Jesus never told anyone to take every text literally or that scripture is without error. That idea was proposed hundreds of years after Jesus died. To worship the Bible as a perfect, error free thing is idolatry, pure and simple. Swearing an oath with your hand on the Bible is not likely to improve your testimony if you intend to lie anyway. I know people who are careful to always put the Bible on top of any stack of books, but haven’t opened it to actually read what it says in years. That is simple idolatry--worship of some magical property in the book.

If one reads the Bible, it becomes apparent that each book was written by separate individuals with different agendas and different messages, not always in agreement with each other.

Compare Numbers 31:17, 18 “Now therefore kill every male among the little ones, and kill every woman that hath known man by lying with him, but all the women children that have not known a man by lying with him, keep alive for yourself” with Matthew 5:44, “Love your enemies, bless them that curse you, do good to them that hate you, and pray for them which despitefully use you and persecute you.” I have trouble believing that that same spirit that said kill all the boy babies and their mothers, but keep the girl babies for your slaves is the same entity that says love your enemies.

Take 1 Corinthians 7:1,9 which is dour old Paul on marriage: “It is good for a man not to touch a woman ... but if they cannot contain, let them marry; for it is better to marry than to burn.” with the poetry of Song of Solomon 5:3-8,

 I sleep--
but my heart awakens.
It's the voice
of my lover
knocking at my door,
saying,

“Open to me, my love,
my dove, my perfect one!
For my head is
full with dew,
and my hair with the
drops of the night!
I have taken off
my coat—why should
I put it on again?
I have washed my feet--
why should they touch
the street again?”

My lover
 put his hand
on my entrance.
A tremor ran through
my belly.
I rose up to
open to my lover,
my hands anointed
with oil and perfume.
My fingers ran about
the handle of his lock.
I opened wide
to my lover,
but my lover had
withdrawn himself,
and was gone.
My soul failed
whenever he talked
I called him
but he gave no answer.
I searched for him,
but I could not find him.
The police found me
in the street,
looking for  my lover.
They beat me.
They stripped me
and put me in jail.
But I've done
nothing wrong!
I'm begging
all the women
in this city,
If you see my lover,
tell him
I'm sick with love!

That comparison may not be fair, because I translated the archaic King James language to modern English to enhance the poetry and romance, but you get the idea.

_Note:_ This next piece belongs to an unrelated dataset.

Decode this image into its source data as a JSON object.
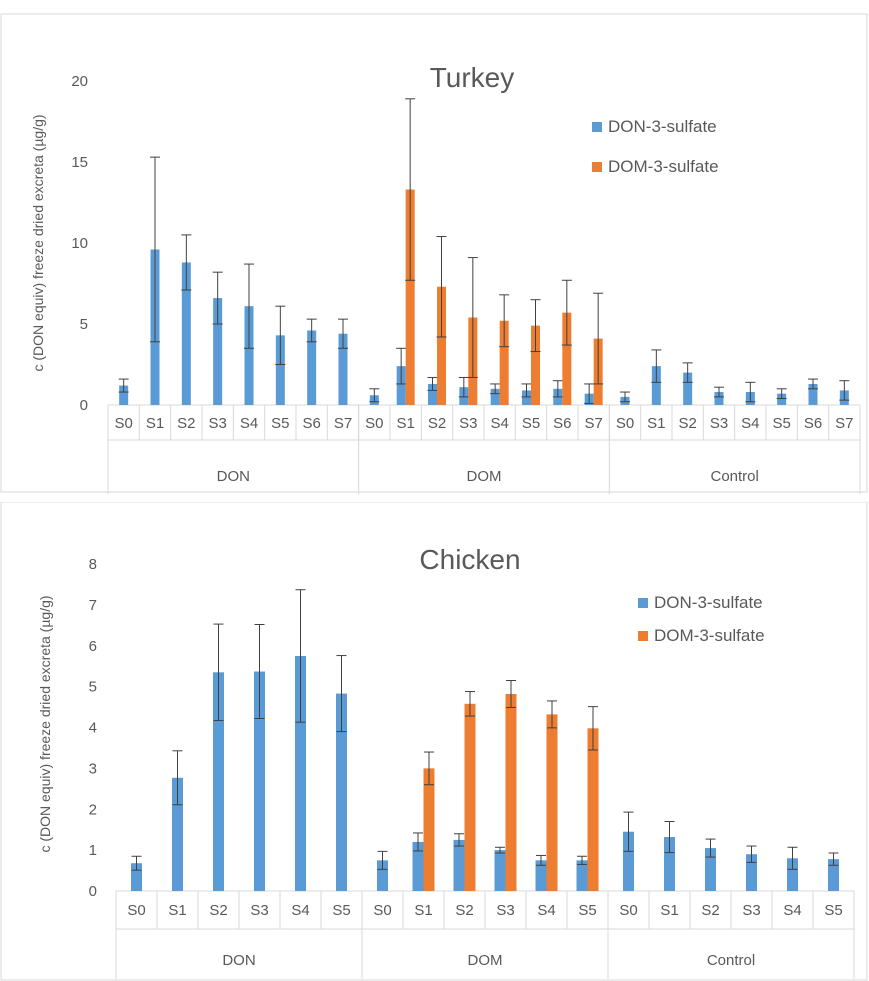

One writer could not have done both of these texts.

Lastly, let’s compare a couple of New Testament texts. First, James 2:10,14, “For whosoever shall keep the whole law, and yet offend in one point, he is guilty of all ... what does it profit, my brethren, though a man say he has faith, and have not works? Can faith save him?”  with Galations 2:16,20,21, “...that we might be justified by the faith of Christ, and not by the works of the law: for by the works of the law shall no flesh be justified....I live by the faith of the Son of God, who loved me, and gave himself for me.  I do not frustrate the grace of God: for if righteousness come by the law, then Christ is dead in vain.”

There is profound disagreement here between James (and Peter) and Paul (and Barnabus). Christianity has been trying to smash these opposing views together into one unified doctrine for two thousand years, but Acts 15:2 says they were NOT in agreement, and in Galations 2:11 Paul says he got right up in Peter’s face! I don’t think they ever came to an agreement, except that Peter would go back to Jerusalem and quit bothering the people in Paul’s churches in Asia Minor and Greece.

The books of the Bible can be fascinating reading, especially if you also read the other contemporaneous books written by other Christian disciples about the early churches and their leaders. The actual history is far more interesting than the legends and myths that modern man has twisted into a Bible. 

Don Rogers
March 28, 2014

1 comment:

  1. I am very impressed by the clarity of thought and logic expressed in this brief essay. Certainly far from anti-belief; certainly an effort to reestablish logic in the world of people who yearn for a belief system.